Not really and AIBU, because I KNOW my behaviour is unreasonable. Posting for traffic. I would LOVE to hear from any chronic procrastinators out there who have managed to overcome this problem.
It is ruining my life. I fall behind with work and then stress out catching up. I lose out financially because I order things online and if they aren't right I procrastinate sending them back until it's too late. I don't exercise, I don't eat healthily, I don't go to the doctors when I should... everything is put off until tomorrow. Tomorrow will be the death of me one day.
I am not lazy. I have a history of working very hard and have burned out several times in the past. This might be at the root of the issue somehow, I'm not sure.
There is no logic why I do this. Often there is something slightly overwhelming or anxiety-provoking about the tasks I avoid, but I DO want to get them done. I can't rationalise why I can't. If I force myself to sit down to "do the thing" I just feel incredibly uncomfortable, tense, my mind freezes up, I can't focus, I have an overwhelming and impatient urge to get the hell away. It's that feeling you get when you've been on a very very long car journey and you're tired and annoyed and restless and just ITCHING to get out of the car and stretch your legs.

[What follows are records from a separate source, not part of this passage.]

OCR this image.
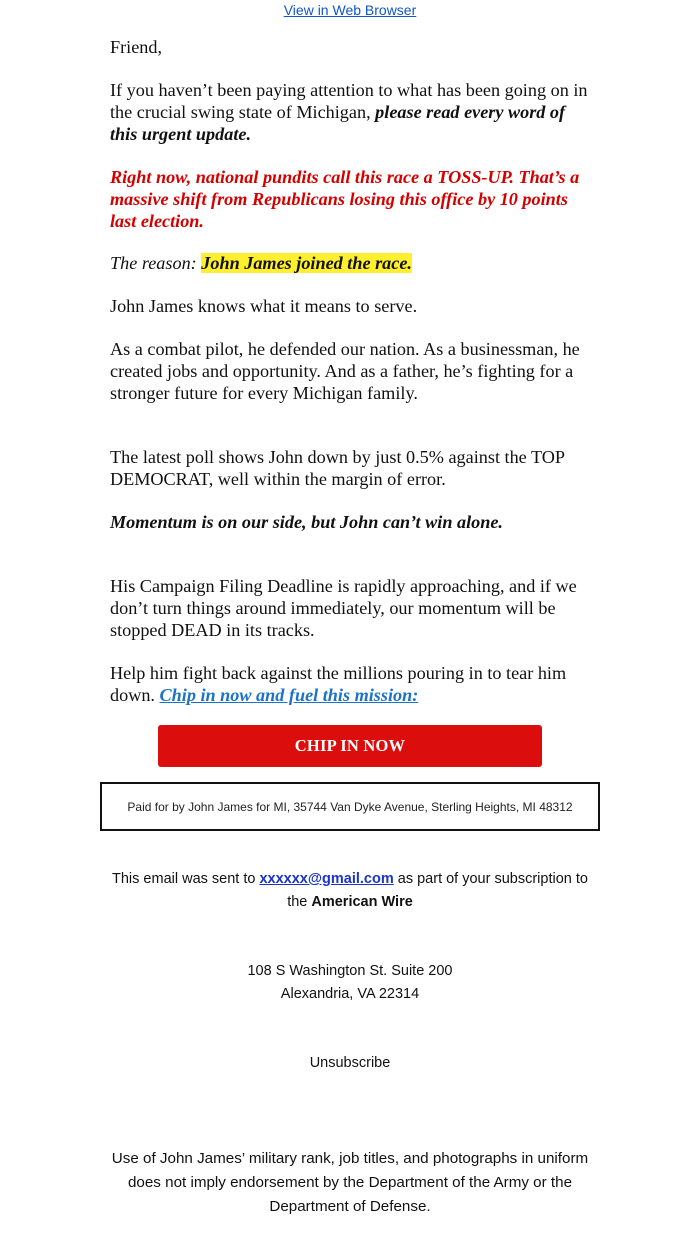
View in Web Browser

Friend,

If you haven’t been paying attention to what has been going on in the crucial swing state of Michigan, please read every word of this urgent update.

Right now, national pundits call this race a TOSS-UP. That’s a massive shift from Republicans losing this office by 10 points last election.

The reason: John James joined the race.

John James knows what it means to serve.

As a combat pilot, he defended our nation. As a businessman, he created jobs and opportunity. And as a father, he’s fighting for a stronger future for every Michigan family.

The latest poll shows John down by just 0.5% against the TOP DEMOCRAT, well within the margin of error.

Momentum is on our side, but John can’t win alone.

His Campaign Filing Deadline is rapidly approaching, and if we don’t turn things around immediately, our momentum will be stopped DEAD in its tracks.

Help him fight back against the millions pouring in to tear him down. Chip in now and fuel this mission:

CHIP IN NOW
Paid for by John James for MI, 35744 Van Dyke Avenue, Sterling Heights, MI 48312
This email was sent to xxxxxx@gmail.com as part of your subscription to the American Wire
108 S Washington St. Suite 200
Alexandria, VA 22314
Unsubscribe
Use of John James’ military rank, job titles, and photographs in uniform does not imply endorsement by the Department of the Army or the Department of Defense.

I feel like that. I just have to get up from the table. The work often requires concentration and I just cannot focus or commit. I don't have ADHD because I was absolutely fine in school and can concentrate really wel at other times.
It's getting worse and worse and I don't know the best way to sort myself out. Maybe it's some sort of anxiety, but I can't pinpoint what exactly I am afraid of. Any ideas what I can try?